Clone this repository and cd
into it:
git clone https://github.com/nert-nlp/streusle-pepper-importer.git
cd streusle-pepper-importer
Download the latest stable release of Pepper and unzip it:
wget https://korpling.german.hu-berlin.de/saltnpepper/pepper/download/stable/Pepper_2019.06.11.zip
unzip Pepper_2019.06.11.zip
Compile the importer module.
cd streusle-importer
mvn package
Place the JAR in Pepper's plugins
folder:
cp target/streusle-1.0.0-SNAPSHOT.jar ../pepper/plugins/
# return to the root repo dir
cd ..
Make a directory that will hold all STREUSLE-related data and copy the base Pepper workflow file into it.
mkdir pepper/streusle
cp streusle.pepper pepper/streusle/
By default, streusle.pepper
specifies PAULA and ANNIS as export targets.
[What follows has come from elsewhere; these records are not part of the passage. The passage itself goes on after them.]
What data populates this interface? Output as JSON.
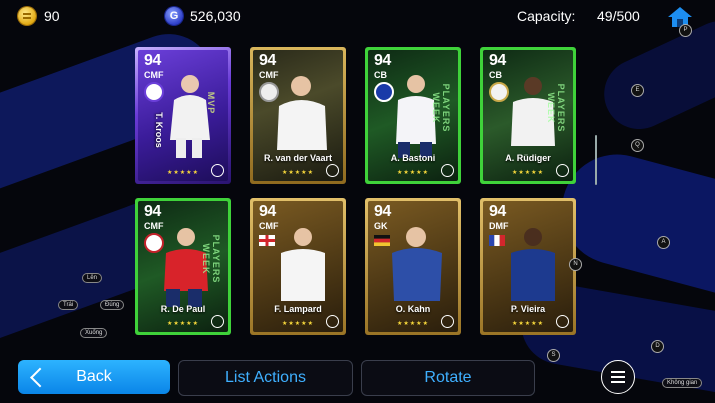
{
  "header": {
    "coins": "90",
    "gp_icon": "G",
    "gp": "526,030",
    "capacity_label": "Capacity:",
    "capacity_value": "49/500"
  },
  "hints": {
    "p": "P",
    "e": "E",
    "q": "Q",
    "a": "A",
    "n": "N",
    "d": "D",
    "s": "S",
    "len": "Lên",
    "trai": "Trái",
    "dung": "Đúng",
    "xuong": "Xuống",
    "khong_gian": "Không gian"
  },
  "cards": [
    {
      "rating": "94",
      "position": "CMF",
      "name": "T. Kroos",
      "stars": "★★★★★",
      "theme": "purple",
      "side_text": "MVP"
    },
    {
      "rating": "94",
      "position": "CMF",
      "name": "R. van der Vaart",
      "stars": "★★★★★",
      "theme": "gold-green"
    },
    {
      "rating": "94",
      "position": "CB",
      "name": "A. Bastoni",
      "stars": "★★★★★",
      "theme": "green",
      "side_text": "PLAYERS WEEK"
    },
    {
      "rating": "94",
      "position": "CB",
      "name": "A. Rüdiger",
      "stars": "★★★★★",
      "theme": "green",
      "side_text": "PLAYERS WEEK"
    },
    {
      "rating": "94",
      "position": "CMF",
      "name": "R. De Paul",
      "stars": "★★★★★",
      "theme": "green",
      "side_text": "PLAYERS WEEK"
    },
    {
      "rating": "94",
      "position": "CMF",
      "name": "F. Lampard",
      "stars": "★★★★★",
      "theme": "gold"
    },
    {
      "rating": "94",
      "position": "GK",
      "name": "O. Kahn",
      "stars": "★★★★★",
      "theme": "gold"
    },
    {
      "rating": "94",
      "position": "DMF",
      "name": "P. Vieira",
      "stars": "★★★★★",
      "theme": "gold"
    }
  ],
  "footer": {
    "back": "Back",
    "list_actions": "List Actions",
    "rotate": "Rotate"
  },
  "colors": {
    "accent": "#3fb0ff",
    "back_button": "#1a9cf5",
    "star": "#f7d83b",
    "green_card": "#3fd23a",
    "gold_card": "#c99a3a"
  }
}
For more
information on how to configure a Pepper workflow, see the documentation.
Prepare the enriched STREUSLE JSON and split it by document:
git clone https://github.com/nert-nlp/streusle.git
cd streusle
python conllulex2json.py streusle.conllulex > streusle.json
python govobj.py streusle.json > streusle.gov.json
python ../scripts/split_streusle_json.py streusle.gov.json ../pepper/streusle/streusle
cd ..
cd pepper
bash pepperStart.sh -p streusle/streusle.pepper
The data will be available at streusle/out/paula
and streusle/out/annis
on completion.
-
Modify the 2nd column of the last line of
streusle/out/annis/corpus.annis
so that the STREUSLE version number is included, changing it fromstreusle
to e.g.streusle_4.3
. -
Make the same modification to the first column of all lines in
streusle/out/annis/resolver_vis_map.annis
. -
Zip ANNIS files:
zip -r streusle.zip streusle/out/annis/
-
Import the zip file into ANNIS using the admin interface.
-
Evaluate
scripts/resolver_vis_map.sql
to configure the visualizations.